Ah, y por si hay algún lector receloso o preocupado por mi salud, es el momento de decir que por precaución este pasado mes de octubre recién he ido a hacerme unos análisis de sangre y de orina: los resultados han sido inmejorables, la doctora me felicitó y me animó a seguir por este camino.
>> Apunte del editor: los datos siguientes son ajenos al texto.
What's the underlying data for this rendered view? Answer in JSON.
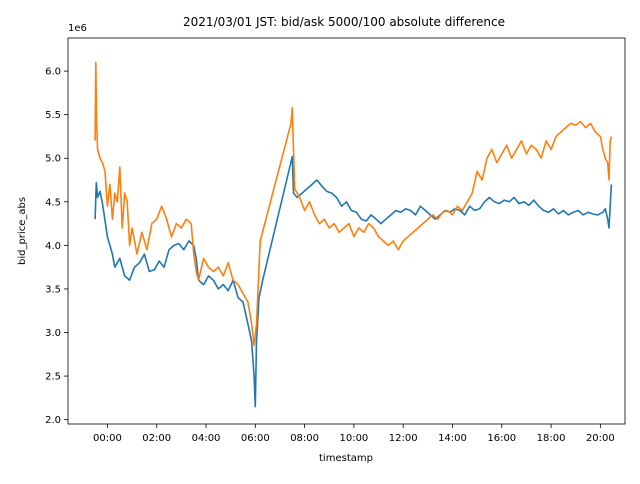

Ahora soy consciente de que hay algo —un algo que no sé explicar ni describir, un je ne sais quoi, un clic— que a cada uno le llega cuando le llega y que procede del propio interior, con frecuencia sin saber qué lo activa, qué lo dispara... y que es inútil proponerle ni solicitarle a alguien un cambio desde fuera: o sale de uno, o no hay nada que hacer.
Ahora soy consciente de que hay algo —un algo que no sé explicar ni describir, un je ne sais quoi, un clic— que a cada uno le llega cuando le llega y que procede del propio interior, con frecuencia sin saber qué lo activa, qué lo dispara... y que es inútil proponerle ni solicitarle a alguien un cambio desde fuera: o sale de uno, o no hay nada que hacer.
1 de noviembre de 2016: 106 kg; 1 de noviembre de 2017: 83 kg. Desde lo alto de esta pirámide, 23 kilos nos contemplan. ¡Victoria!